By 1982, the well-established science-fiction trope of a dystopian future America (or of a solar or galactic federation closely extrapolated from the American model), dominated by giant conglomerates, plastered with video screens and advertisements, awash in fetishized sex and sexualized commodities, fed and controlled and defined by pharmacology and violence, had been working its way into mainstream comic books for several years, particularly at Marvel. Just as Golden Age comic books had been influenced (and in some cases written) by the hacks and flaming geniuses of the slightly earlier Golden Age of science fiction, many of the creators of early-to-mid-seventies comic books showed the influence of sf’s New Wave of the previous decade. The psychotic megacities and paranoid technoscapes pioneered in 1940s sf by Alfred Bester
†
(far ahead of his time and sadly neglected today), and further explored by Philip K. Dick, William S. Burroughs, Harlan Ellison, J. G Ballard, Michael Moorcock, and John Brunner, were reflected in titles like Rich Buckler’s
Deathlok the Demolisher,
Jim Starlin’s
Warlock,
and the work, across many genres and titles, of Steve Gerber.
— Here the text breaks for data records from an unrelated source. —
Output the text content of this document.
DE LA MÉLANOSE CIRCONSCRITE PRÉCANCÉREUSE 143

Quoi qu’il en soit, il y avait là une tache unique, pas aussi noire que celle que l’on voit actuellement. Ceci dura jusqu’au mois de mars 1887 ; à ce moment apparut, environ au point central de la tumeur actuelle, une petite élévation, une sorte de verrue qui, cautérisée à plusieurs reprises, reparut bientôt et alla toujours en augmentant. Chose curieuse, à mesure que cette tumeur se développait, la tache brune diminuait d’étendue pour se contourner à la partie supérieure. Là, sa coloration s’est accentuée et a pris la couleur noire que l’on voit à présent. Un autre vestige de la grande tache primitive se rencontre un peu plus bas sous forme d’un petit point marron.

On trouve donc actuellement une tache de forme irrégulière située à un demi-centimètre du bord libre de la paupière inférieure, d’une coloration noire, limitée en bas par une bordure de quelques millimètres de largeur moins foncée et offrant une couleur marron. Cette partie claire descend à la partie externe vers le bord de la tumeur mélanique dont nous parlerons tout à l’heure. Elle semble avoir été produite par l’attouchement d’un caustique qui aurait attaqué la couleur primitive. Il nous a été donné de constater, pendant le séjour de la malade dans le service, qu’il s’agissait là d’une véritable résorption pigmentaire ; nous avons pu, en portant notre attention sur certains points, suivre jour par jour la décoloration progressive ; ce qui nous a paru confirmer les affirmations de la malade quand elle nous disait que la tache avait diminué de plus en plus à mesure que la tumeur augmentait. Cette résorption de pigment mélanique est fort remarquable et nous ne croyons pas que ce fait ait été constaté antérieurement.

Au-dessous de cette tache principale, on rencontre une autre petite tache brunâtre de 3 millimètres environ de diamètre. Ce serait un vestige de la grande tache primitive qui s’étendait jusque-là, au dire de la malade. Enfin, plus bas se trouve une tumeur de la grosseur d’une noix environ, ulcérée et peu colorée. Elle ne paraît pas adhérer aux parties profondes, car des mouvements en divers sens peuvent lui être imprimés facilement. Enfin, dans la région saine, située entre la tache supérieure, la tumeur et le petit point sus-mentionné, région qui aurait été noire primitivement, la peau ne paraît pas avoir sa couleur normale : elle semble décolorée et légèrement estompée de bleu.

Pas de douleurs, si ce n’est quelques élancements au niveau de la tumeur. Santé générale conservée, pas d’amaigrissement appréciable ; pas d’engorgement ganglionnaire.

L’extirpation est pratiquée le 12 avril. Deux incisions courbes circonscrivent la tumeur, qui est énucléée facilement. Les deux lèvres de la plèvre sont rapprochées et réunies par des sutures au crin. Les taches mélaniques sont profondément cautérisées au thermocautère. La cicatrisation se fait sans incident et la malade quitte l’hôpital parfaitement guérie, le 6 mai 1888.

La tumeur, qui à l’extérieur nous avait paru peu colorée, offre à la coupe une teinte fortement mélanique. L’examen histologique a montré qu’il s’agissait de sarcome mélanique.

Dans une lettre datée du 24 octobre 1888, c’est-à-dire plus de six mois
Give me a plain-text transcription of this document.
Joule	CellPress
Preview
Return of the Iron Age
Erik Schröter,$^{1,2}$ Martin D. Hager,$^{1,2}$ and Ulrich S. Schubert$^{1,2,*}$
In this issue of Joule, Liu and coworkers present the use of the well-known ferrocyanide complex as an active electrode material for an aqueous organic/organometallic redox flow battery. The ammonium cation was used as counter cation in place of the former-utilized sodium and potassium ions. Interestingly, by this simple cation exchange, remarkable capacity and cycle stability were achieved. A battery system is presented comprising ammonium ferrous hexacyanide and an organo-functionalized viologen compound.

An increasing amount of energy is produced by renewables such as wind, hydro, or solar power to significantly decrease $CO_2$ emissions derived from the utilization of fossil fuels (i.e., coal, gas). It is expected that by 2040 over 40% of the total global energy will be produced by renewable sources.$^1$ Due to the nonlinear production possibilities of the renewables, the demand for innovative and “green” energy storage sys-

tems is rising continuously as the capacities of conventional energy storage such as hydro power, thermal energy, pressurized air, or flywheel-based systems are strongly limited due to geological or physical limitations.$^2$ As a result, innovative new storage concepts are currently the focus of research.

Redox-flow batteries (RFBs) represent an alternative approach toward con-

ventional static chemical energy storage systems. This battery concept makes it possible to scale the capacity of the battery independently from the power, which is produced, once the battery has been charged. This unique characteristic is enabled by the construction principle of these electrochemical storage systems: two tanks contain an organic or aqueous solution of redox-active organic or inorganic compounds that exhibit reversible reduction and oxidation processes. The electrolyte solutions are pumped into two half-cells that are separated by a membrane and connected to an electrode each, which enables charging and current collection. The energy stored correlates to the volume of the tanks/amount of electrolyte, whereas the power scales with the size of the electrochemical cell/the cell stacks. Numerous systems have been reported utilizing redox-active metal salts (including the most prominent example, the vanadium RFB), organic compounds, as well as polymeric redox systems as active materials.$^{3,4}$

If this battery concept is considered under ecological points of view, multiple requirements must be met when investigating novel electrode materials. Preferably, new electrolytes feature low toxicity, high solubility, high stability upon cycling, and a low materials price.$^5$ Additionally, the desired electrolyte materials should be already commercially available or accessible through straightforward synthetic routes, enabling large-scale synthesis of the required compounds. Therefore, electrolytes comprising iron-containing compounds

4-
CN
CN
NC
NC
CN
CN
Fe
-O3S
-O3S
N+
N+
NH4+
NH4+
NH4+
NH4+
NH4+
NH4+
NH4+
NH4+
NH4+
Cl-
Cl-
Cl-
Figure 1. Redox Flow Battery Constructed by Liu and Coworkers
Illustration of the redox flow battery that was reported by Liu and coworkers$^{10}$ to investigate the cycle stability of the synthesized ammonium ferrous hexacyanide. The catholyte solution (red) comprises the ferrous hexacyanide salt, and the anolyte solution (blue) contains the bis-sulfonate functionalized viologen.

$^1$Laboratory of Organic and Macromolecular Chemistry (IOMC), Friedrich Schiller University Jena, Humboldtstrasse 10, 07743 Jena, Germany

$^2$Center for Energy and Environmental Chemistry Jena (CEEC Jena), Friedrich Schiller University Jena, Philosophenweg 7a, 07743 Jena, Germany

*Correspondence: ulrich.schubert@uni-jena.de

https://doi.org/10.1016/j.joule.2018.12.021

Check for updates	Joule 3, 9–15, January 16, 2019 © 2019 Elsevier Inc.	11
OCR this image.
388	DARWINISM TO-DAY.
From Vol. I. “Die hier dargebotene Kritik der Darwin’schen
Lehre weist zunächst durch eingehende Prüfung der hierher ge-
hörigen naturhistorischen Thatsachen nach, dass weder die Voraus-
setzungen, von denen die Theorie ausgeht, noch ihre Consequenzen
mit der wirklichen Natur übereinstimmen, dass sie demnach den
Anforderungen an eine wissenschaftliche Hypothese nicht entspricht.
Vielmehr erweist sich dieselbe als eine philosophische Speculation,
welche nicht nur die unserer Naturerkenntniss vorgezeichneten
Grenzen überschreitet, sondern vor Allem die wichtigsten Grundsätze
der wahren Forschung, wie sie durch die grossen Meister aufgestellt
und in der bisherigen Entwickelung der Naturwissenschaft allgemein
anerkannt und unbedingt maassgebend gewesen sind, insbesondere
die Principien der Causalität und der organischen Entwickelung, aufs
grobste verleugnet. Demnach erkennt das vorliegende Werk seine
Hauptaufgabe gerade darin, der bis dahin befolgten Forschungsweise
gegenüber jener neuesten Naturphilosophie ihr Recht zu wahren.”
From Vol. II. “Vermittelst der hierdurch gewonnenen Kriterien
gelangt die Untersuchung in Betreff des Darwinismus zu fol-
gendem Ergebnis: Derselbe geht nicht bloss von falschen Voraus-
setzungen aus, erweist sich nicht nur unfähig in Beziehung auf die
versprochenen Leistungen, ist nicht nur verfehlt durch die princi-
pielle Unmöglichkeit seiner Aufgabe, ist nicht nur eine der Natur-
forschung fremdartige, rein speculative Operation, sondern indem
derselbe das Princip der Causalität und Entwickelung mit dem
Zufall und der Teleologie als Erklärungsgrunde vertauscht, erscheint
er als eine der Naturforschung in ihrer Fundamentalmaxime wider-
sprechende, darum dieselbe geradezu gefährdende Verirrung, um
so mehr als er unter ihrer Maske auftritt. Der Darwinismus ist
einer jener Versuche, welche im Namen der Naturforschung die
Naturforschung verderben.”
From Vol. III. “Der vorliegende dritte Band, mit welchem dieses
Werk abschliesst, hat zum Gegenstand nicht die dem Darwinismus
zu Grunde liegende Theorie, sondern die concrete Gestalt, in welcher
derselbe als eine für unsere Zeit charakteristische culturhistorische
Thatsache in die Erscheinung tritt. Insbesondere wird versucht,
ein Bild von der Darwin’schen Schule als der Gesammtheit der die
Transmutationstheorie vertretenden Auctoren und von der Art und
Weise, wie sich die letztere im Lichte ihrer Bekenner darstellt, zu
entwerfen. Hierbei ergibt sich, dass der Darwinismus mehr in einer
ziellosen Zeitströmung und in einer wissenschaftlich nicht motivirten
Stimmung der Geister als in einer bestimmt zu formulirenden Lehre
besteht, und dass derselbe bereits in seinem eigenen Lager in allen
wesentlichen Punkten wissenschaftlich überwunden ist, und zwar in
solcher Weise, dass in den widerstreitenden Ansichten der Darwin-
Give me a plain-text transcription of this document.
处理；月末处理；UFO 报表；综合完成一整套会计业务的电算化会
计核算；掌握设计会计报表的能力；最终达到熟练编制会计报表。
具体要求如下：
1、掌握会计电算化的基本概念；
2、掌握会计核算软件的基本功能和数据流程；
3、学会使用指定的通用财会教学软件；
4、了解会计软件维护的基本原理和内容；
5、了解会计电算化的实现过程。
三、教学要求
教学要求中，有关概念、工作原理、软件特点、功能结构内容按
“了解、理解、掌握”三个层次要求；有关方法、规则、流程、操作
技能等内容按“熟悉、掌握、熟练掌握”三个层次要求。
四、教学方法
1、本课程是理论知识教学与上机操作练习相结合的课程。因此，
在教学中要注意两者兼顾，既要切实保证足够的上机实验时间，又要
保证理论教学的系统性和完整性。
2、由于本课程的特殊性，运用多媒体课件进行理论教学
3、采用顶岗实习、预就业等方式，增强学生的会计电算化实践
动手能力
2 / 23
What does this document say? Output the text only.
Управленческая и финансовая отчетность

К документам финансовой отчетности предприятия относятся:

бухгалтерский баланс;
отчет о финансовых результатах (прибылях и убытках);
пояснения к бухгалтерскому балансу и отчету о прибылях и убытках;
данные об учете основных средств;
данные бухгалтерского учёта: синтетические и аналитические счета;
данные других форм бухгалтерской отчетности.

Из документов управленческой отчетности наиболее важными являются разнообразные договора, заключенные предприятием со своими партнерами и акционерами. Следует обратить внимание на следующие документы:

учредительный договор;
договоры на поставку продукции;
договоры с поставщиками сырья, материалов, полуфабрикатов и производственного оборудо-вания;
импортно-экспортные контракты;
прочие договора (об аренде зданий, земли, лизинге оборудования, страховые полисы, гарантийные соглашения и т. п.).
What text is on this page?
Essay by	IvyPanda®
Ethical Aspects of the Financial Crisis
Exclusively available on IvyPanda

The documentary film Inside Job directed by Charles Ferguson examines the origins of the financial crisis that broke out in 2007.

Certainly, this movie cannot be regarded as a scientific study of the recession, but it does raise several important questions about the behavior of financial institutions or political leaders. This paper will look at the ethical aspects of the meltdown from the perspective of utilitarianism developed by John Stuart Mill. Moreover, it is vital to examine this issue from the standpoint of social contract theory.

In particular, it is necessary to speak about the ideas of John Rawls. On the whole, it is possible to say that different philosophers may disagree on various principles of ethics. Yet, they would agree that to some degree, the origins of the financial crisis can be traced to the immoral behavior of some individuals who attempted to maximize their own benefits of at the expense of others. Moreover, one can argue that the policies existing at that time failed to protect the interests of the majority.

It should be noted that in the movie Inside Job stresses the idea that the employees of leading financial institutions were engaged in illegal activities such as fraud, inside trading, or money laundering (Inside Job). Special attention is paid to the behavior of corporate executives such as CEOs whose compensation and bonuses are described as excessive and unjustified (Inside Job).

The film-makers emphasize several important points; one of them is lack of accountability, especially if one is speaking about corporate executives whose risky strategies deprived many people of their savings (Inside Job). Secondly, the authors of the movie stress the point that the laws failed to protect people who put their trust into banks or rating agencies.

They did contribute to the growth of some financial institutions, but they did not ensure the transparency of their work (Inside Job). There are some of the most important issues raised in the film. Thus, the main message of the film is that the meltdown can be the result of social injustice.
Little by little, comics, along
with the rest of us, began to surrender the old World’s Fair–cum-
Jetsons
vision of the way things were going to be.
‡
†
He wrote for comics, too, and is credited with creating the original Green Lantern Oath.
‡
I don’t think you can discount the influence
of Soylent Green
(1973) and, particularly in the case of
AF!,
of
Rollerball
(1975), the first movie depiction of a future not merely ruled but
styled
by evil corporations.
3.
By the time that Chaykin brought out
American Flagg!,
in 1982, therefore, the idea of a science-fiction comic book set in a dystopian American future was not a new one; and most of the fundamental elements of the world Chaykin depicts—earth abandoned by its corporate rulers in favor of off-world colonies, marauding gangs of armed motorcycle freaks, the city as a kind of vast television or information screen that irradiates or medicates its denizens with psychotropic sitcoms, could be traced back to novels by the writers of the New Wave and their successors, to
Rollerball
and, of course, to
Blade Runner
(directed by Ridley Scott, another pop artisan, and itself based on a Dick novel), which premiered about a year before
American Flagg!
But no one had ever crammed those elements all together before, in quite the way that Chaykin did here: the post-nuclear, post-global-collapse, post–Cold War, corporate-controlled, media-overloaded, sex-driven, space-traveling, Jean-Paul-Gaultier-by-way-of-Albert-Speer freak-o-rama that was to be life in 2031.